If you were to subsequently print both of these, they would look the same, but the memory content would be different.

However, the output of printf() is the terminal (or a file)... what happens for \0 depends on your terminal emulator... it might simply not be shown, it might be displayed as a space, or it may have a funny box symbol...

The important thing to note, is that this occurs at run time - not compile time.

Answer 2

That's because printf is NOT actually replacing "Hello %s", "World" with "Hello World" then print. No.

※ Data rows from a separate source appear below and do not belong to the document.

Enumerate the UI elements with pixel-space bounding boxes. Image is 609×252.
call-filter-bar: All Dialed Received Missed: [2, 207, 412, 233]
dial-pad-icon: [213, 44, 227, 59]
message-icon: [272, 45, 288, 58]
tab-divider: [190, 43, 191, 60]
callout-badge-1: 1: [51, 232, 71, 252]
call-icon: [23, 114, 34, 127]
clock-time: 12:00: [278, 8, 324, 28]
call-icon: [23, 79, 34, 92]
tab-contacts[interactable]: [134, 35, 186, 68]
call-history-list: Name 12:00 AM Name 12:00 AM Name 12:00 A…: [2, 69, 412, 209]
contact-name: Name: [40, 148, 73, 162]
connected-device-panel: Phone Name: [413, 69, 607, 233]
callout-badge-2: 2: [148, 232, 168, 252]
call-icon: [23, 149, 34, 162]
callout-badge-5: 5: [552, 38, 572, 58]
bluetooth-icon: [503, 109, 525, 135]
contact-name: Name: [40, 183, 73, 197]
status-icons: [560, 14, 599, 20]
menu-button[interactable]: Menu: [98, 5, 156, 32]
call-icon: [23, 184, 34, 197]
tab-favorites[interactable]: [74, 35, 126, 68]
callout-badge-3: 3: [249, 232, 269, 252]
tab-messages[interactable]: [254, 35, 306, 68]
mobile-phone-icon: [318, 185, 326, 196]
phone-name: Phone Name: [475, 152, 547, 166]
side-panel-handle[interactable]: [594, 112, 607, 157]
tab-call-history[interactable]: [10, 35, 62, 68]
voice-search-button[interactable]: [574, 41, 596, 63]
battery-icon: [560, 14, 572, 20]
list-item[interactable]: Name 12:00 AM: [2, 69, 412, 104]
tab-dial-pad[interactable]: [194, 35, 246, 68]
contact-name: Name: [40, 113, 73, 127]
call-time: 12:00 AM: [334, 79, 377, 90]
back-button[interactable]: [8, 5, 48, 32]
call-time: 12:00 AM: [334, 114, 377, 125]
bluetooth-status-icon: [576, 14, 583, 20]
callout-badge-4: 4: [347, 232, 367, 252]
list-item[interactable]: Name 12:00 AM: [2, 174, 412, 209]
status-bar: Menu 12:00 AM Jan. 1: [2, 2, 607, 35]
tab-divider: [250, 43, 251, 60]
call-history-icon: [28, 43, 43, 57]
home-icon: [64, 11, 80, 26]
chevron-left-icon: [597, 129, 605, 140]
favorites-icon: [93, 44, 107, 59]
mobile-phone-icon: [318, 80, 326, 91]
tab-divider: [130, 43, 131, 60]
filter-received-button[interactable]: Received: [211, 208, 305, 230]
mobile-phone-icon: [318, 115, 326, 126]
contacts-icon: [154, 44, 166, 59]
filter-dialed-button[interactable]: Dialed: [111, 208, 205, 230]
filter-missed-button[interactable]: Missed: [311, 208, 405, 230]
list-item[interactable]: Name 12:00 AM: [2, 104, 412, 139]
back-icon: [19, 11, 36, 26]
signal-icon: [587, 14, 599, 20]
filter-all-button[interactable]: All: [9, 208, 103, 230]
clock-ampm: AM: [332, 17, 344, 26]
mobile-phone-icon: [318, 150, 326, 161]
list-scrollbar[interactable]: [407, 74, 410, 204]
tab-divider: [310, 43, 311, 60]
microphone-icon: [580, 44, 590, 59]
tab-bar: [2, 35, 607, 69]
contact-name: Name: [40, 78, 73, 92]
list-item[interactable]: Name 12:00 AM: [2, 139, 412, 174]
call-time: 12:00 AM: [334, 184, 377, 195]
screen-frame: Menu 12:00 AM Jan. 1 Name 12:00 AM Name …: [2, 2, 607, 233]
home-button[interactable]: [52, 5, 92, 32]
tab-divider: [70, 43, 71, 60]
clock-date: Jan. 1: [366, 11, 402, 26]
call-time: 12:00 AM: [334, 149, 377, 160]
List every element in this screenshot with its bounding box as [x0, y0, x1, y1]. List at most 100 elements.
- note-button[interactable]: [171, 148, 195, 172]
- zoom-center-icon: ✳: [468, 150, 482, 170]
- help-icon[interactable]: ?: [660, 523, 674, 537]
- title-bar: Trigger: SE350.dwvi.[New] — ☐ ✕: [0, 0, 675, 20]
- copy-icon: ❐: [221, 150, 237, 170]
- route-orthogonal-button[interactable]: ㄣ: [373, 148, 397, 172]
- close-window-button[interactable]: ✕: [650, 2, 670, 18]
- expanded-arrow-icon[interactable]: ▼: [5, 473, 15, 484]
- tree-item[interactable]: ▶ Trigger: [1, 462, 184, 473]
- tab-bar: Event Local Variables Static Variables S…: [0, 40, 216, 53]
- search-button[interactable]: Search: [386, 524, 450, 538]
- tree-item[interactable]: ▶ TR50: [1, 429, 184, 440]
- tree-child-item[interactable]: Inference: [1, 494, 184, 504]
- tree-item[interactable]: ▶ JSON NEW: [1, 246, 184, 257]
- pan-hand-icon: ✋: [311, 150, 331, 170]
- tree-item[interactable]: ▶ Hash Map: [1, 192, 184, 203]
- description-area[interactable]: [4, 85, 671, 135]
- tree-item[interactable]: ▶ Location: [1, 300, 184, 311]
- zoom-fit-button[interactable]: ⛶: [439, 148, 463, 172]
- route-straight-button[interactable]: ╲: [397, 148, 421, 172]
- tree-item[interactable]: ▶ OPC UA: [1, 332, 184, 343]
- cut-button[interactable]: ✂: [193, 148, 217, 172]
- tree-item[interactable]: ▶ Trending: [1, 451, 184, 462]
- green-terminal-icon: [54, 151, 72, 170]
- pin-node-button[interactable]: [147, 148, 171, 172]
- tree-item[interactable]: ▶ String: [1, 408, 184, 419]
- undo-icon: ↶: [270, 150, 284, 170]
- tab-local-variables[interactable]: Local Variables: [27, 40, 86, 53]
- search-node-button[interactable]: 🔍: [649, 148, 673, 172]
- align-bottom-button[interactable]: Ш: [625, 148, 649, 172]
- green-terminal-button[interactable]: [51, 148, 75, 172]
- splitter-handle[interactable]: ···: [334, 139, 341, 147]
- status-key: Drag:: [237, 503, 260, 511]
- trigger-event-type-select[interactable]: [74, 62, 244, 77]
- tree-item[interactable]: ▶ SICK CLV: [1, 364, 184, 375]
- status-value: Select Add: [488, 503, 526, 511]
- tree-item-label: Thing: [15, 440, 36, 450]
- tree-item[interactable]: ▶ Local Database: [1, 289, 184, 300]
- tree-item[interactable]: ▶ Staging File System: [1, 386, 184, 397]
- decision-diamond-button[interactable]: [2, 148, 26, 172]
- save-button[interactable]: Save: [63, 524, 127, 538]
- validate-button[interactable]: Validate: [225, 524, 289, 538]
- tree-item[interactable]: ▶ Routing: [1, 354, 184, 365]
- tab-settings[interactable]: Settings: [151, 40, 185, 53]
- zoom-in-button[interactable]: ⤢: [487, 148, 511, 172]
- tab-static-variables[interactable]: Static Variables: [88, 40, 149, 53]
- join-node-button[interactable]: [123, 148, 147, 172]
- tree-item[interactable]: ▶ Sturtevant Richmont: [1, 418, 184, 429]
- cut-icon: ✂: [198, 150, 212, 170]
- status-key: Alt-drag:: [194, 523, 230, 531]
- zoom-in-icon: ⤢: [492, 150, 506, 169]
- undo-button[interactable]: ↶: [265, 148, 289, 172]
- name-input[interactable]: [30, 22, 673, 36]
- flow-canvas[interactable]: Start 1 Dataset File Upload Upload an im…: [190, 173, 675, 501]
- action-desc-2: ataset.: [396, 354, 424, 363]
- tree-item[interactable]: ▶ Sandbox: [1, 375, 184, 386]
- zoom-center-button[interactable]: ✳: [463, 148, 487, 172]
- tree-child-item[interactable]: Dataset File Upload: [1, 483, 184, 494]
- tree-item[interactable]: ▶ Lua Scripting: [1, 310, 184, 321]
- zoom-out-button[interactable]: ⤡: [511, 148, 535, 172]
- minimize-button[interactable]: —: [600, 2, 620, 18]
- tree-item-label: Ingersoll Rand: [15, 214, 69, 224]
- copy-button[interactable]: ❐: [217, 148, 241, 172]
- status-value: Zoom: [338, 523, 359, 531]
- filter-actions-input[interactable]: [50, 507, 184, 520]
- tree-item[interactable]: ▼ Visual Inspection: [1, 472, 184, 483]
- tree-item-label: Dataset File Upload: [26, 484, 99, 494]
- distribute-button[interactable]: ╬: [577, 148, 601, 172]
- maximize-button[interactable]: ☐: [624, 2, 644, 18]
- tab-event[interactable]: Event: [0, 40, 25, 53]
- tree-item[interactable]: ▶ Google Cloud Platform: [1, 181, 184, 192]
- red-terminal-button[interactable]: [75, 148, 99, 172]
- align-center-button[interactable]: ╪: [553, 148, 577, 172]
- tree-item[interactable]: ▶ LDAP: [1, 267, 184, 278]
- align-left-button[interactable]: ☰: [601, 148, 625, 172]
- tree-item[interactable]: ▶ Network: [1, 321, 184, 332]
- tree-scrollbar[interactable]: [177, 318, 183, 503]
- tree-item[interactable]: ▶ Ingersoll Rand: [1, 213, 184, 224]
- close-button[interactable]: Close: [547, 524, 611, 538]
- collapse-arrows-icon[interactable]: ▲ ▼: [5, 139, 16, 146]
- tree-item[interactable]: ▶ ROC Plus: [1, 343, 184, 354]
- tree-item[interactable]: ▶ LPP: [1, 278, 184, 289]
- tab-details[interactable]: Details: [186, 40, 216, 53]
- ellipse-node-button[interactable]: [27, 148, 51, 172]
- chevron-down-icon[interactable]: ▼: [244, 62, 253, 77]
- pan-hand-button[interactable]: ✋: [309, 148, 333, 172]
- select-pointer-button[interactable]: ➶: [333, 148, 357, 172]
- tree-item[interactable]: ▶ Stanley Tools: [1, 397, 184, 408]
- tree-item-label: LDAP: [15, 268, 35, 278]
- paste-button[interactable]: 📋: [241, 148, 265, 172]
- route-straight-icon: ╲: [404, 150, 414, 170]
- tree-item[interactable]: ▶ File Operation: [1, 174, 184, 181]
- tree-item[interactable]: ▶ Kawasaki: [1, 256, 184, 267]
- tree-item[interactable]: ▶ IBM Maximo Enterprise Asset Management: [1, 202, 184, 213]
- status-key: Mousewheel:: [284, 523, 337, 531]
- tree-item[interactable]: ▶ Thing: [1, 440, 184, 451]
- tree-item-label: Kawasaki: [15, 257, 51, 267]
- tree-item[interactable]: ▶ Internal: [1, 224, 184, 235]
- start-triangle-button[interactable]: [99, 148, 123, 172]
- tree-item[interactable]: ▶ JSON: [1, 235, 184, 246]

It does not concatenate.

Rather, it actually prints each character alone in order, and when it encounters an argument, it starting printing each character from it directly too without concatenating.

If you ever tried to print a single null character using putchar(), You'd notice that it prints a space instead, that's why printf prints a space too based on it. (Note that It'll print nothing on other systems like Linux).

Sample code of how printf actually work.

---

const char * x;
// while the current char != '\0'
while (*format)
{
    // if the current char == '%'
    if (*format == '%')
    {
        // increment the pointer so we can point to the next char and skip printing '%'
        switch (*(++format)) // then switch that next char (specifier).
        {
        case 'c':
            putchar(va_arg(args, char)); // if the argument is null, then it's putchar(0);
            break;
        case 's':
            // regular operation of printing a string argument.
            x = va_arg(args, const char*);
            while (*x) putchar(*x++);
            break;
        }
        // skips the format specifier so we don't print it (e.g 's', 'c'..)
        *format++;
    }
    // else: isn't a format specfier.
    else
       // print the current char (pointer) of the original string
        putchar(*format++); // increments it for the next operation.
}
va_end(args);

So returning to your question, It will print each character and when it comes to the argument 0 which is null, putchar() will either put a space or nothing based on your system.

You can say that printf arguments don't really have any relationship with the original string to terminate it, they don't know each other. Like when you printf("Hello %s, from SO!", "World");, "World" is actually terminated at the end with \0, but it will terminate just itself, not the other , from SO!.

And Yes, 0 is '\0'. they're the same character.